Sarah Lomax, sua segunda esposa, revelou que James se tornou cada vez mais introspectivo após deixar as pistas. “Ele estava em guerra consigo mesmo. Os episódios depressivos tornaram-se intoleráveis, e ele parou de tentar resistir a eles”, contou ela. 

Os três vícios de Hunt 

Boa parte das imagens nostálgicas de James o retratam ao lado de mulheres, fumando ou bebendo. Embora essas atividades fossem de fato frequentes em sua vida, elas eram, na verdade, formas de lidar com sua depressão. 

No livro de Donaldson, Jane Birbeck, parceira de longa data do piloto, contou sobre uma ocasião em que o encontrou “aos prantos”, atormentado pela culpa de seus desejos por outras mulheres. James confessou que seu desejo era insaciável e reconheceu que isso era injusto com Jane, terminando o relacionamento por respeito a ela. 

Sobre sexo antes das corridas, James explicou em Against All Odds que evitava por questões de concentração: “[…] acredito que é a comunicação entre duas pessoas que torna isso gratificante, e antes de uma corrida eu costumo ser pouco comunicativo”. 

Já o álcool e as drogas tornaram-se companheiros frequentes na vida do piloto, tanto para manter a adrenalina das pistas quanto para silenciar suas emoções. Durante as semanas anteriores à corrida decisiva em Fuji, em 1976, Hunt e o amigo Barry Sheene, campeão de motovelocidade, passaram os dias consumindo cocaína e maconha em um ciclo interminável de festas. 

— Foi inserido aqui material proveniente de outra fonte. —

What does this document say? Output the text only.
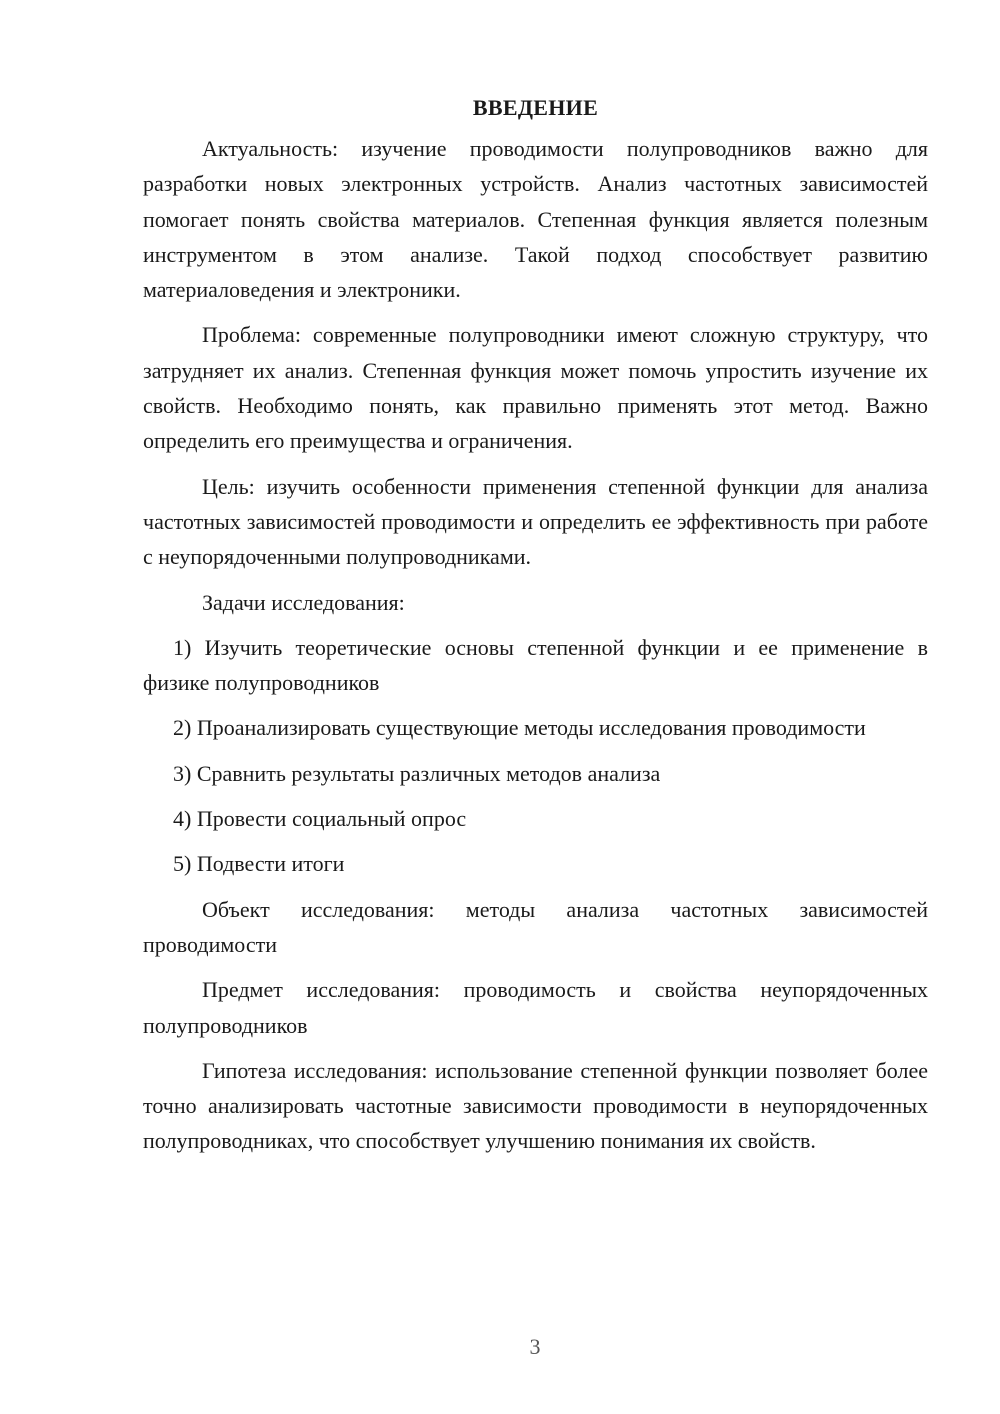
ВВЕДЕНИЕ

Актуальность: изучение проводимости полупроводников важно для разработки новых электронных устройств. Анализ частотных зависимостей помогает понять свойства материалов. Степенная функция является полезным инструментом в этом анализе. Такой подход способствует развитию материаловедения и электроники.

Проблема: современные полупроводники имеют сложную структуру, что затрудняет их анализ. Степенная функция может помочь упростить изучение их свойств. Необходимо понять, как правильно применять этот метод. Важно определить его преимущества и ограничения.

Цель: изучить особенности применения степенной функции для анализа частотных зависимостей проводимости и определить ее эффективность при работе с неупорядоченными полупроводниками.

Задачи исследования:

1) Изучить теоретические основы степенной функции и ее применение в физике полупроводников

2) Проанализировать существующие методы исследования проводимости

3) Сравнить результаты различных методов анализа

4) Провести социальный опрос

5) Подвести итоги

Объект исследования: методы анализа частотных зависимостей проводимости

Предмет исследования: проводимость и свойства неупорядоченных полупроводников

Гипотеза исследования: использование степенной функции позволяет более точно анализировать частотные зависимости проводимости в неупорядоченных полупроводниках, что способствует улучшению понимания их свойств.

3
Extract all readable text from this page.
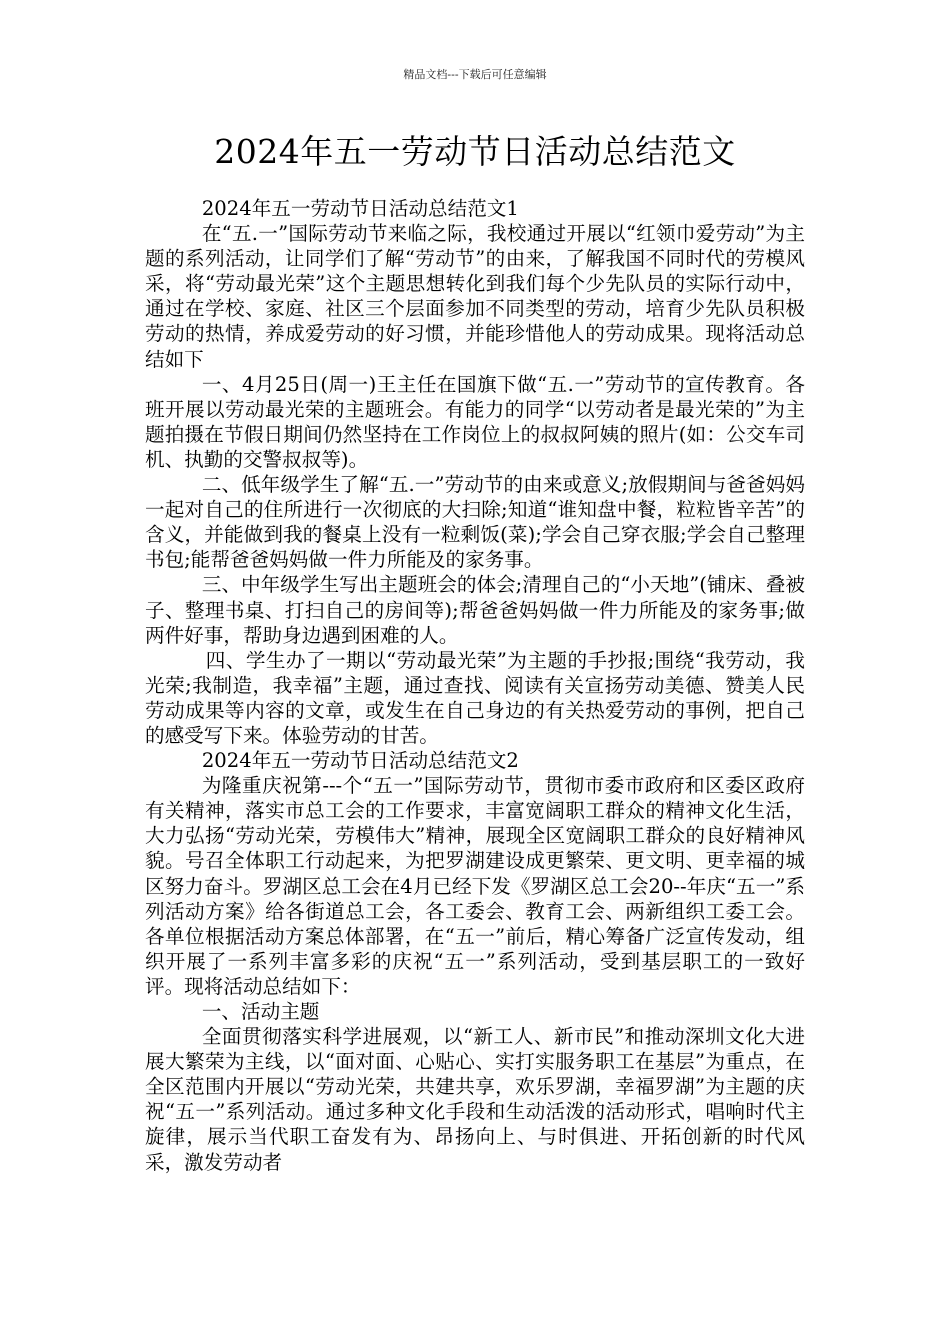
精品文档---下载后可任意编辑
2024年五一劳动节日活动总结范文

2024年五一劳动节日活动总结范文1

在“五.一”国际劳动节来临之际，我校通过开展以“红领巾爱劳动”为主题的系列活动，让同学们了解“劳动节”的由来，了解我国不同时代的劳模风采，将“劳动最光荣”这个主题思想转化到我们每个少先队员的实际行动中，通过在学校、家庭、社区三个层面参加不同类型的劳动，培育少先队员积极劳动的热情，养成爱劳动的好习惯，并能珍惜他人的劳动成果。现将活动总结如下

一、4月25日(周一)王主任在国旗下做“五.一”劳动节的宣传教育。各班开展以劳动最光荣的主题班会。有能力的同学“以劳动者是最光荣的”为主题拍摄在节假日期间仍然坚持在工作岗位上的叔叔阿姨的照片(如：公交车司机、执勤的交警叔叔等)。

二、低年级学生了解“五.一”劳动节的由来或意义;放假期间与爸爸妈妈一起对自己的住所进行一次彻底的大扫除;知道“谁知盘中餐，粒粒皆辛苦”的含义，并能做到我的餐桌上没有一粒剩饭(菜);学会自己穿衣服;学会自己整理书包;能帮爸爸妈妈做一件力所能及的家务事。

三、中年级学生写出主题班会的体会;清理自己的“小天地”(铺床、叠被子、整理书桌、打扫自己的房间等);帮爸爸妈妈做一件力所能及的家务事;做两件好事，帮助身边遇到困难的人。

四、学生办了一期以“劳动最光荣”为主题的手抄报;围绕“我劳动，我光荣;我制造，我幸福”主题，通过查找、阅读有关宣扬劳动美德、赞美人民劳动成果等内容的文章，或发生在自己身边的有关热爱劳动的事例，把自己的感受写下来。体验劳动的甘苦。

2024年五一劳动节日活动总结范文2

为隆重庆祝第---个“五一”国际劳动节，贯彻市委市政府和区委区政府有关精神，落实市总工会的工作要求，丰富宽阔职工群众的精神文化生活，大力弘扬“劳动光荣，劳模伟大”精神，展现全区宽阔职工群众的良好精神风貌。号召全体职工行动起来，为把罗湖建设成更繁荣、更文明、更幸福的城区努力奋斗。罗湖区总工会在4月已经下发《罗湖区总工会20--年庆“五一”系列活动方案》给各街道总工会，各工委会、教育工会、两新组织工委工会。各单位根据活动方案总体部署，在“五一”前后，精心筹备广泛宣传发动，组织开展了一系列丰富多彩的庆祝“五一”系列活动，受到基层职工的一致好评。现将活动总结如下：

一、活动主题

全面贯彻落实科学进展观，以“新工人、新市民”和推动深圳文化大进展大繁荣为主线，以“面对面、心贴心、实打实服务职工在基层”为重点，在全区范围内开展以“劳动光荣，共建共享，欢乐罗湖，幸福罗湖”为主题的庆祝“五一”系列活动。通过多种文化手段和生动活泼的活动形式，唱响时代主旋律，展示当代职工奋发有为、昂扬向上、与时俱进、开拓创新的时代风采，激发劳动者
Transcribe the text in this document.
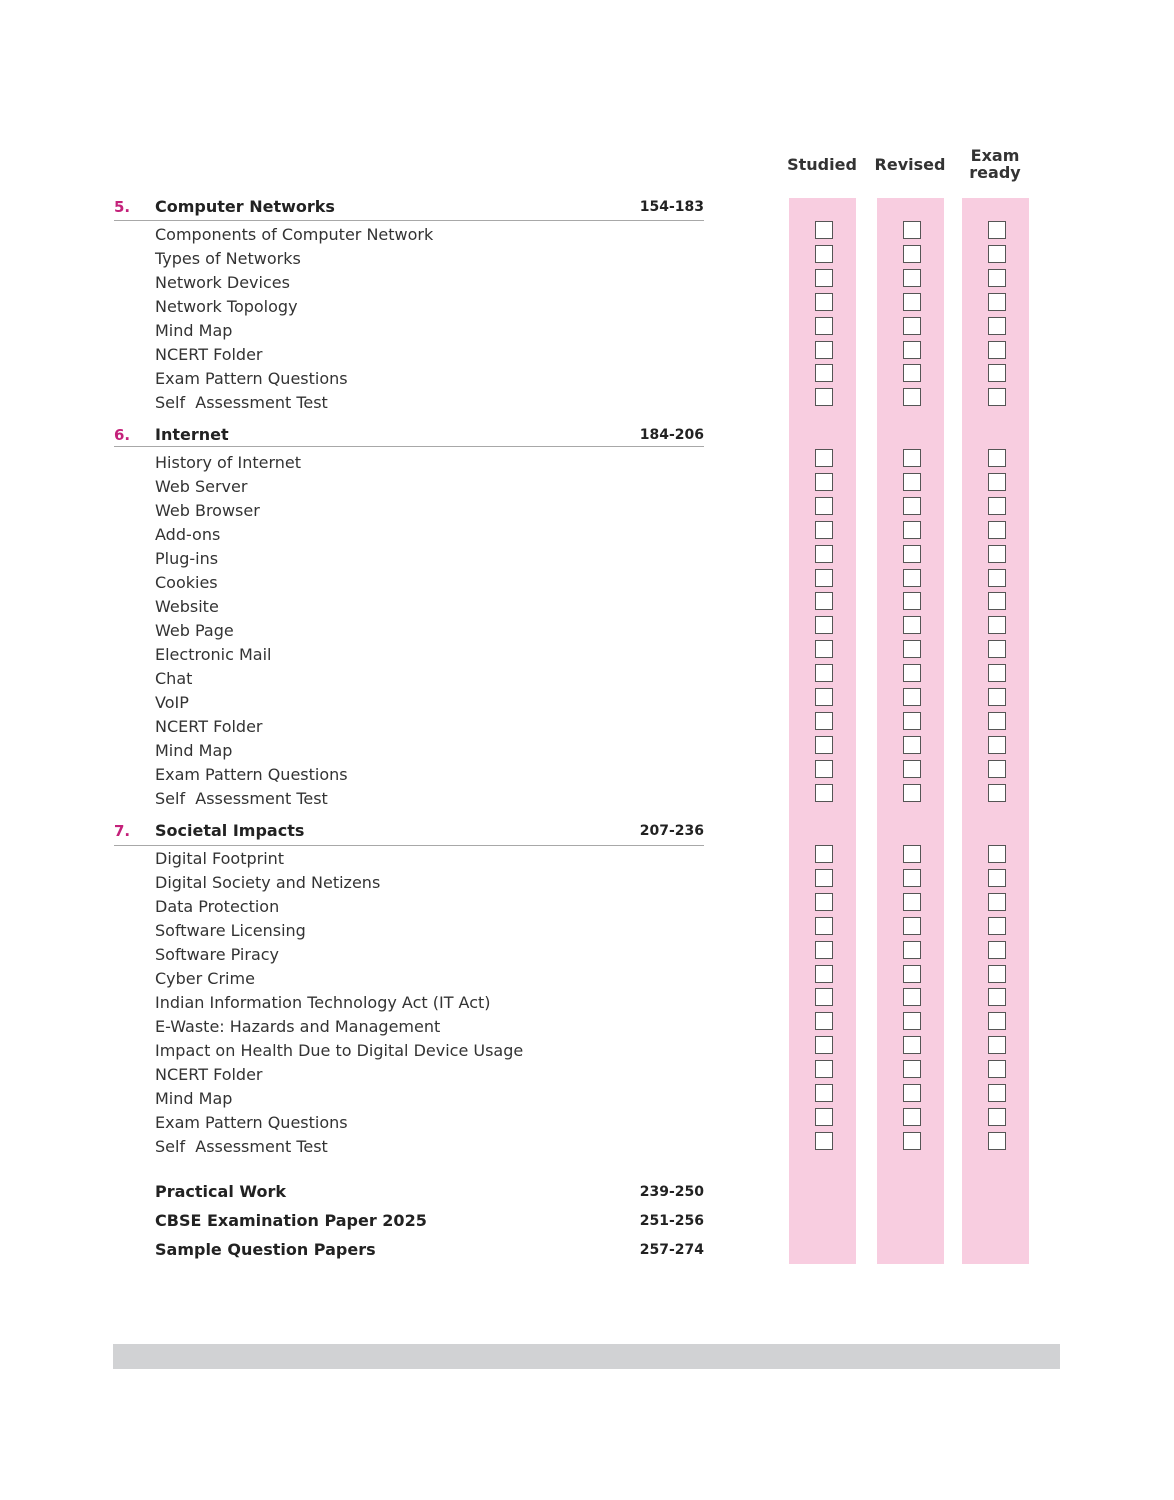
Studied	Revised	Exam
ready
5. Computer Networks	154-183
Components of Computer Network
Types of Networks
Network Devices
Network Topology
Mind Map
NCERT Folder
Exam Pattern Questions
Self  Assessment Test
6. Internet	184-206
History of Internet
Web Server
Web Browser
Add-ons
Plug-ins
Cookies
Website
Web Page
Electronic Mail
Chat
VoIP
NCERT Folder
Mind Map
Exam Pattern Questions
Self  Assessment Test
7. Societal Impacts	207-236
Digital Footprint
Digital Society and Netizens
Data Protection
Software Licensing
Software Piracy
Cyber Crime
Indian Information Technology Act (IT Act)
E-Waste: Hazards and Management
Impact on Health Due to Digital Device Usage
NCERT Folder
Mind Map
Exam Pattern Questions
Self  Assessment Test
Practical Work	239-250
CBSE Examination Paper 2025	251-256
Sample Question Papers	257-274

Mesmo após a aposentadoria, o álcool permaneceu uma constante. Sarah Lomax relatou que ele bebia vodca por dias seguidos para tentar amenizar os efeitos da depressão, mas sem sucesso. 

Pai de pet? Sim, senhor 

Como dito na introdução, este texto nasceu de uma indagação minha sobre um post que colocava James Hunt e Charles Leclerc lado a lado. Porém, se tivesse escolha, Hunt provavelmente teria preferido posar ao lado de seu pastor alemão, Oscar, em vez

das mulheres seminuas que o cercavam nas fotos icônicas utilizadas pelos seus admiradores. 

Oscar era seu fiel companheiro, acompanhando-o em partidas de golfe e até em jantares sofisticados em Londres e Marbella. Donaldson descreveu Oscar como “o filho que James nunca teve naquela época” e afirma que o piloto dava ao animal o melhor tratamento possível. Isso se estendia a outros cães, pelos quais James demonstrava grande empatia, preocupando-se com seu bem-estar e condições de vida. 

Nigel Roebuck, também jornalista, relatou um episódio em que James encontrou um cachorro faminto e tremendo no paddock. Após alimentá-lo, Hunt só descansou quando garantiu que alguém se responsabilizaria por cuidar do animal. 

Essa postura se refletia também em relação à vida selvagem. James acreditava que animais em sua propriedade deveriam ser deixados em paz e, se necessário, que pragas fossem controladas da forma mais humana possível. Te lembrou de alguém? 

Sempre houve ativistas ao volante 

Outra faceta de Hunt ignorada pelos espectadores mais nostálgicos e avessos a Fórmula 1 moderna é a de ativista. Sim, aquela figura desbocada e risonha, sempre com um cigarro ou uma garrafa na mão também tinha olhos para causas sociais e para os direitos humanos. 

Uma das suas ações mais comentadas foi durante os anos 80. Já aposentado, o inglês decidiu focar seus esforços na luta contra o Apartheid, regime de segregação racial que durou até os anos 90 e que teve fim com a chegada de Nelson Mandela ao poder. 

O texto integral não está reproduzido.